Outreach and Recruitment
A core element of the CSC model is to conduct outreach and activities in the community to raise awareness of FEP and to ensure that clients reach the clinic as early as possible (
7). Disproportionality could theoretically result from more assertive outreach in predominantly Black schools and neighborhoods within a service area. We did not have data on specific outreach activities among these 35 sites, although we did not hear about such activities during the site visit interviews. Given the high number of sites that displayed some degree of disproportionality, we do not believe that targeted outreach was a likely explanatory factor for disproportionality.

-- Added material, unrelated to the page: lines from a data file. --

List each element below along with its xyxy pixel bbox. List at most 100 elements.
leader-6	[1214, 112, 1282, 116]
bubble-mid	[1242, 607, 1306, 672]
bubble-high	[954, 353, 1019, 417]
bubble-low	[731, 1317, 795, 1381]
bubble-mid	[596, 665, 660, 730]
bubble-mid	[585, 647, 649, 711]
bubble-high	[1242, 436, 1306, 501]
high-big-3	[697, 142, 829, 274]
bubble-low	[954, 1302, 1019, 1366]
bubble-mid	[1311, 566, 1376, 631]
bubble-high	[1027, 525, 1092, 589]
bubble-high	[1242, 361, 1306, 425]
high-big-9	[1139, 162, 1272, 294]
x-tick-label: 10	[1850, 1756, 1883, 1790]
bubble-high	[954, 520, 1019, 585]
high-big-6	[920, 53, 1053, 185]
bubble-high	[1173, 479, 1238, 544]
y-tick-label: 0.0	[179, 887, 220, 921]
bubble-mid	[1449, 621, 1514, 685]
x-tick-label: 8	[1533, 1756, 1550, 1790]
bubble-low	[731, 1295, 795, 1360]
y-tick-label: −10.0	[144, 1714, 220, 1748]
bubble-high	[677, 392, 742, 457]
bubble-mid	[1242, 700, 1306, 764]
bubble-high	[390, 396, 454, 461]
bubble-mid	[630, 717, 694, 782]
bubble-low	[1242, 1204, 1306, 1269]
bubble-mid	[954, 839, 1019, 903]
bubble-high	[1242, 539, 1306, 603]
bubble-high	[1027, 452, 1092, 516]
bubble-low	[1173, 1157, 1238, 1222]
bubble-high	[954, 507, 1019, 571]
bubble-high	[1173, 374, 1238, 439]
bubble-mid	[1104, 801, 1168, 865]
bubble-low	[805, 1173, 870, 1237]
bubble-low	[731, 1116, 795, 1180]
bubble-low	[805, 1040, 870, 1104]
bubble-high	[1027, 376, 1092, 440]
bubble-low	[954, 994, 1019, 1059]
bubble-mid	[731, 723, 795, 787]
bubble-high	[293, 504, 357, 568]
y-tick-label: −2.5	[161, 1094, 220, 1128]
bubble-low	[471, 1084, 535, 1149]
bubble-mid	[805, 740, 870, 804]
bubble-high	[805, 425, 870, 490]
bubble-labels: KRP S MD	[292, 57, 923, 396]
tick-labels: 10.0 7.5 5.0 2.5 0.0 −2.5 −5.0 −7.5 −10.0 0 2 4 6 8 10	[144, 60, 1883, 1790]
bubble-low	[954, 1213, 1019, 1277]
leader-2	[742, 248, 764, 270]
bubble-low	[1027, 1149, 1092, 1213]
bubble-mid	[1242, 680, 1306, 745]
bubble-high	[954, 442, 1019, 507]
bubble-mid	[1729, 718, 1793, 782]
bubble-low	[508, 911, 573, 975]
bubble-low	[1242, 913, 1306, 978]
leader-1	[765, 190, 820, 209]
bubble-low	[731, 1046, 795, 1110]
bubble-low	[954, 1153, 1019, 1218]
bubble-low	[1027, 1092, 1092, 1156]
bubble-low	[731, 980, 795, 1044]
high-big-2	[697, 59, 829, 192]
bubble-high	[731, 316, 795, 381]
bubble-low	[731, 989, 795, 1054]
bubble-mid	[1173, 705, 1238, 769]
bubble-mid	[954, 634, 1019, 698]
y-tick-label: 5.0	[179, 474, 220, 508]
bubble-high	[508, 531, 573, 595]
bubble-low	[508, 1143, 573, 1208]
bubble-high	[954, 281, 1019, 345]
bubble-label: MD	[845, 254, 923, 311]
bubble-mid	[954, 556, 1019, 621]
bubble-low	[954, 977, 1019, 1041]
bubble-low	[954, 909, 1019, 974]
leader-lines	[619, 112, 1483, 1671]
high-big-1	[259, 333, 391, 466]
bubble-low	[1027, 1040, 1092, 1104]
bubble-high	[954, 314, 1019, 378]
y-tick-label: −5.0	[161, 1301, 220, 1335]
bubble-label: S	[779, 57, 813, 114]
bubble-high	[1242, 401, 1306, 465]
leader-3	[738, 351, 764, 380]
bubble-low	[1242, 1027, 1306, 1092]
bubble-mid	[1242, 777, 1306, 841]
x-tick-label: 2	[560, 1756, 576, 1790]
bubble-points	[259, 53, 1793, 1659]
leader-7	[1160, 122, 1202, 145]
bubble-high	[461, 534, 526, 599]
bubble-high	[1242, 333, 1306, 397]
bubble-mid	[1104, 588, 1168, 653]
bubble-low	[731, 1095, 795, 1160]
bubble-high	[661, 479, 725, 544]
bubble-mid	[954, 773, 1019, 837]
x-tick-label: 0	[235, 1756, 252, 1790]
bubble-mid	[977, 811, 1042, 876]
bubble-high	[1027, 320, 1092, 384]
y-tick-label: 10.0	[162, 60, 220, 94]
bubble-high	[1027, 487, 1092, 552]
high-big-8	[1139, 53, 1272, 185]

Clinical Implications and Future Directions
Across many fields, disproportionality in racial makeup at a CSC site is considered a negative phenomenon. For example, decades of data show that Black students are more likely to be identified for special education under the “subjective” classifications, such as emotional disturbance and intellectual disability (
18). After being placed in special education, Black students spend considerably more time in separate classrooms than do White students (
19), a placement that is considered less beneficial than placement in general education. In contrast, disproportionality in this study could be viewed positively. Namely, Black young adults seem to be finding their way to evidence-based, specialized programs that many consider the best option available for someone experiencing early symptoms of psychosis, provided that the diagnosis is accurate. The primary clinical implication, therefore, is that programs must ensure that they are particularly responsive and racially sensitive in their work with these clients, especially if they are not accustomed to working with Black families and clients. Moreover, clinicians and other team members should reflect the race of the population they serve.
Limitations
A primary limitation of this study was that we were unable to precisely compare the racial composition of clients in the CSC programs with that of the larger agency or clinic; moreover, at least in some sites, what appeared to be disproportionality in the program may have been comparable to the racial composition in other units or programs within the agency. We also could not distinguish between different subgroups of Blacks, such as African American, Black African, and Black Caribbean groups, even though such distinctions may be relevant for interpreting the findings (
20).
Conclusions
In this study, using data from across diverse CSC programs, all of which were supported through MHBG funds, we found that a disproportionately higher percentage of Blacks received services through many CSC programs. By using Census data that were matched by age to the actual population served, and by conducting sensitivity analyses to address potential limitations due to sampling error and low client counts, we strengthened the validity of these findings. We saw no evidence of a relationship between this disproportionality and factors such as receipt of Medicaid as well as recent experience with hospitalizations, crisis services, and probation. In the absence of clear explanatory factors for our findings, we suggest that this area may be ripe for discussion and further investigation.